1999 erregte die Journalistin Myra Çakan mit ihrem Debütroman When the music’s over Aufsehen, der 2000 für den Kurd-Laßwitz-Preis (KLP) nominiert war, ebenso wie Downtown Blues 2002 und Dreimal Proxima Centauri und zurück 2012. Zuvor hatte sie Kurzgeschichten veröffentlicht, zum Beispiel im c’t Computer Magazin oder Anthologien wie Die Sterne sind weiblich – Frauen schreiben Science Fiction im Moewig Verlag. Çakan gilt als erste deutschsprachige Cyberpunkautorin und veröffentlichte bis heute fünf Romane, diverse Kurzgeschichten in Magazinen und Anthologien sowie einige Hörspiele. Teilweise erschienen ihre Erzählungen auch im Ausland wie „Ocean of Stars“ im Webzine The Infinite Matrix und „Studene svetlo hviezd" ("Das kalte Licht der Sterne") im slowakischen Magazin Fantazia.

Man merkt Çakans Geschichten an, dass sie von einer Schauspielerin und Musikerin verfasst wurden.
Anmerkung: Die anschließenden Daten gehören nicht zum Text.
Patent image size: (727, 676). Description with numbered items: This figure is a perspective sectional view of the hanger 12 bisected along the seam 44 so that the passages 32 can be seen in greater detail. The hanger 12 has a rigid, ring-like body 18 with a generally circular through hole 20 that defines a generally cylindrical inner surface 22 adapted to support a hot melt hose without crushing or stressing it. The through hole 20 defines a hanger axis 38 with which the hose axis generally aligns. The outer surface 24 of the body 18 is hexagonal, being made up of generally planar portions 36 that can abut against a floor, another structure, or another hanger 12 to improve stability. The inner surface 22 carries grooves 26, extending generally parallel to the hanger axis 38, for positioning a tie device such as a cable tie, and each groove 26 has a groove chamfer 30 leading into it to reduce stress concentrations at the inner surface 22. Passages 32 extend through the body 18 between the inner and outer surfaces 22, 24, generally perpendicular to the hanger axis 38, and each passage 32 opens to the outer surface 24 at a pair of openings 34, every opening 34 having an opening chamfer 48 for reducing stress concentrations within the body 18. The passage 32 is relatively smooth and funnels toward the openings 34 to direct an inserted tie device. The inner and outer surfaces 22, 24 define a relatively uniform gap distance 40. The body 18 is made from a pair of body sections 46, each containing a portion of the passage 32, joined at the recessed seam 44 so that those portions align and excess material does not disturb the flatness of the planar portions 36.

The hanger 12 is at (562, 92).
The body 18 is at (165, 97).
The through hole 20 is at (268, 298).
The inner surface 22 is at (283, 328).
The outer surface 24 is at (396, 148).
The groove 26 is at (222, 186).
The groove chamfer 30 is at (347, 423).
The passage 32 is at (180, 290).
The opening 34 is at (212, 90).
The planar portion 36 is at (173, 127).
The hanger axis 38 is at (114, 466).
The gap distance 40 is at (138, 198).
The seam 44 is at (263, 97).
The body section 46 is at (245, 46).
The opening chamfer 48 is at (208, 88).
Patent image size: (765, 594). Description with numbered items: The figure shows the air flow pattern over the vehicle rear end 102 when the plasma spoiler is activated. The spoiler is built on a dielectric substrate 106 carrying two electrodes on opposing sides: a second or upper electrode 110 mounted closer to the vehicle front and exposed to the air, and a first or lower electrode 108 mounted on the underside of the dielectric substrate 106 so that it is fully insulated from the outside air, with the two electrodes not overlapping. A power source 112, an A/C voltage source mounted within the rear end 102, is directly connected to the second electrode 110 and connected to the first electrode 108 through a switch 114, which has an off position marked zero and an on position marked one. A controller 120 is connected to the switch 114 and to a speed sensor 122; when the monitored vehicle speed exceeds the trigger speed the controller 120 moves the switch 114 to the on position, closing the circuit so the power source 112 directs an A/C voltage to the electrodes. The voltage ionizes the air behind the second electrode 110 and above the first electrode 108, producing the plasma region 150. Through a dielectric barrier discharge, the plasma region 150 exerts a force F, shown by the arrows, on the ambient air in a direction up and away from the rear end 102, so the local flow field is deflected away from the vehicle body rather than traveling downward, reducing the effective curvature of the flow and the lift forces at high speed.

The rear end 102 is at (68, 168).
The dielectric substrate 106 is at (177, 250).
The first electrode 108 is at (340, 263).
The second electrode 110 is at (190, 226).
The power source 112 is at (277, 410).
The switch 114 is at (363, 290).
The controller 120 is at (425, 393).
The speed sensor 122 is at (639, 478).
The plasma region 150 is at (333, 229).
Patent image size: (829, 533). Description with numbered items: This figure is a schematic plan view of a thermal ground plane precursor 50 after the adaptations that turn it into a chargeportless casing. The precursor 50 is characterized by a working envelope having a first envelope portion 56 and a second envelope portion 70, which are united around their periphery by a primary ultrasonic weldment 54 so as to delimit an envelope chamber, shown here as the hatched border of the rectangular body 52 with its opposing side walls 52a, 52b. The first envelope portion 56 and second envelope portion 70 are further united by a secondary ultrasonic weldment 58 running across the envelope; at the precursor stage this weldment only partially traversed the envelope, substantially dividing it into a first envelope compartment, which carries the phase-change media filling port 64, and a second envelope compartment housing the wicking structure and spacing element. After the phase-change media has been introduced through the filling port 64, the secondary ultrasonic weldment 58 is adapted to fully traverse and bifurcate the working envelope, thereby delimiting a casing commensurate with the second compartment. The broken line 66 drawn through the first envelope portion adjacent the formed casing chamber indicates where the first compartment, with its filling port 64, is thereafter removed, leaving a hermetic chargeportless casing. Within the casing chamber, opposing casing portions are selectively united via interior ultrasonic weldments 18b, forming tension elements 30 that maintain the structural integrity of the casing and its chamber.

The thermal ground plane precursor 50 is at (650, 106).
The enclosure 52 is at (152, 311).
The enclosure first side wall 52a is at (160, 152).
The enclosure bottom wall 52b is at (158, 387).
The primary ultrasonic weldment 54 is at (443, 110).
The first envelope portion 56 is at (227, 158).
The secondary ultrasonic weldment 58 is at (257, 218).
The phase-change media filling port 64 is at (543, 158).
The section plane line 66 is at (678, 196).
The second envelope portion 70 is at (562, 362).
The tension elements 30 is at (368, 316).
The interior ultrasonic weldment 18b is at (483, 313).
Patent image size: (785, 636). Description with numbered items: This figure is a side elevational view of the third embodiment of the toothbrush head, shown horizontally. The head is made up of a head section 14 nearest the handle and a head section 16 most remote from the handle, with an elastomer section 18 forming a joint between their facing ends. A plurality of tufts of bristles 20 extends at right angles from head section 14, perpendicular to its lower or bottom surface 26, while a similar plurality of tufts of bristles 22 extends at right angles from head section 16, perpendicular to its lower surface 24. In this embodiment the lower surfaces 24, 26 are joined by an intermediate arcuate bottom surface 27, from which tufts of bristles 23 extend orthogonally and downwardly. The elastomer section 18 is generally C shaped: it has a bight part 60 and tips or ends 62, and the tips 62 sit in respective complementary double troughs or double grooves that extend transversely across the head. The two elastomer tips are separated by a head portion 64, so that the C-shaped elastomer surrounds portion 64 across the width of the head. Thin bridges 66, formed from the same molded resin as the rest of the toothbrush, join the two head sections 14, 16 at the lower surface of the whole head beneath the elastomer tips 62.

Zwischen ihren Worten schwingt Rock’n Roll mit, sie schreibt hart, schnell, intelligent, zuweilen auch düster-humorvoll. Dabei widmet sie sich nicht nur dreckig schillernden Dystopien, sondern auch den Weiten des Alls wie in ihren Geschichtensammlungen Nachtbrenner (2012) und Winterlang (2013) sowie in den Weltraumabenteuern von Luke Harrison (2001) oder auch der Retro-SF in Geschichten aus der Zukunft von Gestern (2013).

Maike Hallmann

Auch die 1979 geborene Hamburger Fantasy- und SF-Autorin Maike Hallman hat sich zunächst im Cyberpunk einen Namen gemacht und zwar als erste deutschsprachige Autorin bei Shadowrun. Von 2001 bis 2005 veröffentlichte sie drei Romane im Shadowrun-Universum: PesadillasVertigo und Wiedergänger. Zudem war sie zusammen mit Catherine Beck Herausgeberin der Anthologie Matrixfeuer.

Neben dem Fantasy-Epos Die Feen (2011) veröffentlichte die Germanistin diverse Kurzgeschichten sowie einen Jugendkrimi. Mit Hard to Kill (2012) schrieb Hallmann ihren bislang letzten Roman für die Space-Opera-Reihe Justifiers. Seit 2014 arbeitet sie als Übersetzerin, unter anderem von SF-Romanen wie Nightflyers von George R. R. Martin oder Die kalten Sterne von John Birmingham.

Heidrun Jänchen

Seit 2006 ist Heidrun Jänchen Dauergast auf den Nominierungslisten des KLP und des Deutschen Science Fiction Preises (DSFP) – zwei ihrer Kurzgeschichten, „Ein Geschäft wie jedes andere“ (Lotus-Effekt, 2008) und „In der Freihandelszone“ (Emotio, 2012), wurden ausgezeichnet. In der deutschen SF-Szene ist sie insbesondere für ihre Arbeit als Herausgeberin der geschätzten SF-Anthologien aus dem Wurdack-Verlag bekannt. Zu diesen steuerte sie regelmäßig selbst Kurzgeschichten bei, 2012 erschien mit Willkommen auf Aurora eine Sammlung eigener Werke.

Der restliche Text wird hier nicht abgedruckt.